On Wednesday 3 March, students occupied Sussex House. When I got there at 1pm, they were already inside, and the police had been called.
Things started off amicably enough; obviously security and police weren’t going to let anyone else inside, but they weren’t aggressive at first.
We found out at one point that Sussex UCU voted in favour of strike action, and a cheer went up.
There was music and people in amusing costumes, so it seemed fine, although it was cold.
Some of the police were perfectly civil and spoke to us as if we were human beings.
There was one sergeant, however, who was completely nasty to everyone. I’ve heard that the personality type that goes into police work is the same personality type that goes into crime– I believe it.
Did you know that it’s apparently illegal to swear in front of the police?

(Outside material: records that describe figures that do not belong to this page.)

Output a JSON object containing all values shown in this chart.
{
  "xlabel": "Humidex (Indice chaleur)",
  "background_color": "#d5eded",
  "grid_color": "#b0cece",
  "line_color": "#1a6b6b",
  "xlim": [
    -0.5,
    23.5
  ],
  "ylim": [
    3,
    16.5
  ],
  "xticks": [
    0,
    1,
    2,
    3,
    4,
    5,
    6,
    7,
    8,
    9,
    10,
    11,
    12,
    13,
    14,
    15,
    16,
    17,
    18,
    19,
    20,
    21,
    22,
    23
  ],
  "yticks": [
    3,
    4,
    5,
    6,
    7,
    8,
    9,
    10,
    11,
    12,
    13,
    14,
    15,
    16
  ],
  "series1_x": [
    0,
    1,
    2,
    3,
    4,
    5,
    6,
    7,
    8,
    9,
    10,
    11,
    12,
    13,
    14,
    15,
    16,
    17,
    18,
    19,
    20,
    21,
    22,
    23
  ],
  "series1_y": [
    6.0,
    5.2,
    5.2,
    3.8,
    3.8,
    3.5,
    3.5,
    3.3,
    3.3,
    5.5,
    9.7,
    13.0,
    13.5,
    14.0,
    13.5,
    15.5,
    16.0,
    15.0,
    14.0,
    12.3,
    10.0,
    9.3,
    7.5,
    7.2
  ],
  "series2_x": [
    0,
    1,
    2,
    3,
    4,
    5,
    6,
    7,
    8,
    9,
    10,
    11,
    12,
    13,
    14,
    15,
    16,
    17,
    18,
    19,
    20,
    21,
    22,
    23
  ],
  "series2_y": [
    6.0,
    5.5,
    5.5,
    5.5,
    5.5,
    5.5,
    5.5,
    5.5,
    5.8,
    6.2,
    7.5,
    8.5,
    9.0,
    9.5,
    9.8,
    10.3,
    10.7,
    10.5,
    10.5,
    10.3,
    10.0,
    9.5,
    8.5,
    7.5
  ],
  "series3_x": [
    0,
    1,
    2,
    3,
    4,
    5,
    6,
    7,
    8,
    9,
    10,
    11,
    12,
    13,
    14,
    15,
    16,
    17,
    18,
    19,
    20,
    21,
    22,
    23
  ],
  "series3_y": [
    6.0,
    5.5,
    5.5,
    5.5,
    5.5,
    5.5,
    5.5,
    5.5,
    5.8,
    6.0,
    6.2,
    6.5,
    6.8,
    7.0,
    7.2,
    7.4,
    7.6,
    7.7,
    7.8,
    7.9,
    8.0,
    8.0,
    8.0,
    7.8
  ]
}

As the afternoon wore on, riot police showed up with the tools of their trade– weapons and dogs. The atmosphere became a lot less pleasant. The riot police were clearly there to escalate the situation and frighten everyone.
At one point, students tried to rush into the building. Bad idea. The police responded as police do: with violence.

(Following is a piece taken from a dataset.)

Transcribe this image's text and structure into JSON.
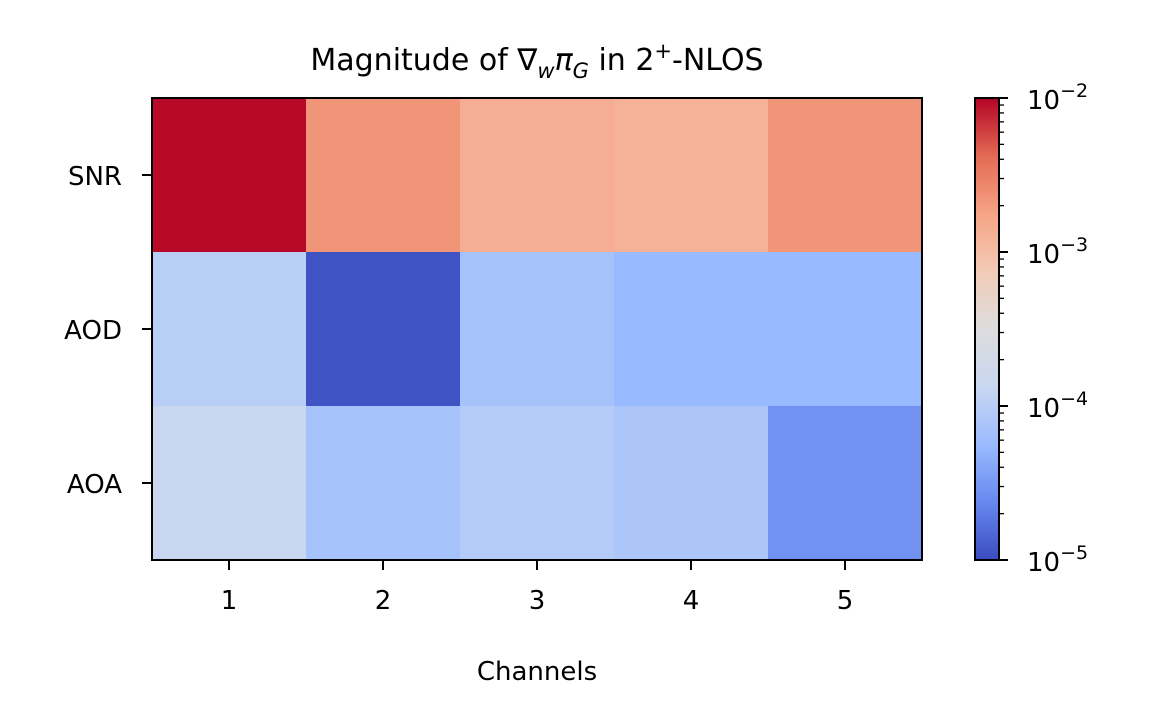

I stood ten feet away and watched the police brutally shove and beat two students who had not struck them. I’d never witnessed police brutality firsthand before, and it’s not something I’m keen to experience again. It was deeply disturbing.
One officer with a dog essentially threatened another photographer with being bitten if she didn’t stay back.
The police kept pushing and pushing. There’s a technique called “kettling” which they use at the SmashEDO protests– you trap the protesters in a small area and essentially do what you can to infuriate them.
It was pretty grim at that point, getting colder and colder as the sun set. I worried that the police would wait for nightfall and drag the occupiers out one by one. We tried to keep ourselves warm with dancing. Lots of people were taking video, which will come in handy for complaints about the police brutality.
Eventually at about 6pm the occupiers left of their own volition with arms linked. The crowd welcomed them with cheers and chanting. We danced around to some more music, and then people started to go their separate ways.
This experience has left me shaken. I’ve come from it with a greater respect for people who do this sort of thing on a regular basis and a much greater distrust of the police. Their behaviour, and the craven behaviour of management, is an illustration of what people with power will do to maintain it: anything.
Management have failed to do a lot of things properly, but what they failed to do yesterday is prove to me that they’re not precisely the sort of rapacious, evil, and incompetent tin dictators that people have been saying they are. They called riot police on their own students, riot police which then brutalised said students, and they blatantly attempted to use their own refusal to leave the building as an escalation tactic. Shame on all of them.
The campaign will continue. We will occupy again. We will support UCU in strike action. This is OUR university.